Fmr. weatherman for CBS News
Spending New Year's Entertaining the Troops
I won't be with my family at home watching the
ball drop in Times Square this year. But I am still going to be
surrounded by people I care for. I'm ushering in 2012 alongside
members of the US Military serving overseas. I've come with a
rag-tag bunch of self-proclaimed 'B-listers', as I have for much of
the last decade, to volunteer and perform stand-up for the Armed
Forces abroad this Holiday season. Another midnight of belly-laughs
and heart-felt hopes for a year filled with peace.
I wouldn't know the people I'm ringing in the new
year with without reading dog tags hanging from chains or the names
velcro'd to uniforms. There's not a familiar face in the crowd. But
the flag on each flack-jacket, helmet, or ACU's creates an instant
bond. We're brothers and sisters, friends and neighbors -- Americans
-- looking after one another on foreign soil.
Over the years we've played all the hottest (and I
do mean hottest in every sense of the word) venues in Iraq and
Afghanistan. We've been from Kuwait to Germany and several points in
between.

Who needs Vegas when you have great audiences in Landsthul, Baghdad,
Kabul, Fallujah, Sadr City, Haditha Dam, and some of the smallest
forward operating bases you've never heard of? The big shows can
bring thousands of troops, the most remote performances, 10-15
people. Each one is as special as the last.
The "green room" is often just the fuselage of the
dark green Black Hawk helicopter that we land in and the venues
range from tents, to dining halls, to gravel parking lots lit only
by glow sticks (to avoid creating a target for incoming mortar
attacks). The shows are often standing room only -- but that's only
because sometimes we can't round-up enough folding chairs.
People ask me if we're funny. I respond, "if we're
not, where's the audience gonna' go?" Most troops I survey would
rather go see someone bomb rather than spending the hour looking for
one. ...But it's not really about the show. To the troops scattered
around the globe during the holidays, it's just that someone
remembered. Someone cared. Someone brought a brief special-delivery
of "home" all the way to where they serve. Regardless of whether
their mission was popular or controversial, in the headlines or out
of the spotlight -- people kept them in their thoughts.
These shows allow the troops a chance to spend 60
minutes laughing -- able to forget for a short time what's happening
outside "the wire". It does them good, but truth be told -- it makes
those of us who perform feel even better. I know the power of a
smile. The holidays are more meaningful to me because of that.
The troops in the audience are too young to have
seen Bob Hope perform live in USO shows, but they are keenly aware
of his efforts and are grateful for his legacy. So are those of us
who travel here. For many of us, we come because he did. He taught
us that you serve however you can. The people we perform for
sacrifice years of their lives away from home on tours of duty.
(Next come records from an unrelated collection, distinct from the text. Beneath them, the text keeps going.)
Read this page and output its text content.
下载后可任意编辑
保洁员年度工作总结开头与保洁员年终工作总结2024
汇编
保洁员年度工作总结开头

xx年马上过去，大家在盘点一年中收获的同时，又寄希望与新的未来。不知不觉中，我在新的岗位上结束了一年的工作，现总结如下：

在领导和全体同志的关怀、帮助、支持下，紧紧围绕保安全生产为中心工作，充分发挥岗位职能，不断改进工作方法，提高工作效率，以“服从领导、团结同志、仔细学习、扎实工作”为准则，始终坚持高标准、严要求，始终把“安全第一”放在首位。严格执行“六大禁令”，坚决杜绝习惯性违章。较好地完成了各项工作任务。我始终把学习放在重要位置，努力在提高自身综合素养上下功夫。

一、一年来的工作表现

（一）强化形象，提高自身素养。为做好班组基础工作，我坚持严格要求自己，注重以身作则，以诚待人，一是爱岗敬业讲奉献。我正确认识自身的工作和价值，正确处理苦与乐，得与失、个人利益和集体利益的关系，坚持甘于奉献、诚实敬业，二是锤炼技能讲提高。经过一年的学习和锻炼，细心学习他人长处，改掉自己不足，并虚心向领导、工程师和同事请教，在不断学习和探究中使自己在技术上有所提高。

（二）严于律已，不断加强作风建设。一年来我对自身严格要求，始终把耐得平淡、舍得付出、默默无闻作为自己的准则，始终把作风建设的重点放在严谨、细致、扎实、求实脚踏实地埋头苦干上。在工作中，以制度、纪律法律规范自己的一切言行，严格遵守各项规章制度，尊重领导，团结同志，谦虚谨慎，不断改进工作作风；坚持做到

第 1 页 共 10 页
While we can't shoot and we don't fight, we can take a week and
bring a laugh and a smile to a place where those assets are in short
supply.
This year, it's New Years in Kuwait with soldiers
who just left Iraq and are en route home, those who are finishing
out deployments and those who are being re-deployed to Afghanistan.
There are several thousand troops serving in Kuwait alone right now.
I'm sure we'll be able to fill the house night-after- night until we
come home on January 3rd.
My real career is as a broadcaster and a
journalist, and as such, I keep my thoughts on the policy and
politics of our military involvement firmly locked in my head. The
people who serve our country however, remain firmly locked in my
heart and I wear those emotions on my shirtsleeve.
Every year, I find myself with a painful lump in
my throat at the end of our final performance, as we head out and
leave our troops behind to fight our battles and protect our
freedoms. I say a prayer for their safety and I give thanks for
their service. This New Years, as the Ball drops in Times Square, I
hope that you will do the same.
Dave Price is the former weatherman for CBS
News and has reported major weather-related stories and features for
the "CBS Evening News" and "The Early Show" from around the world.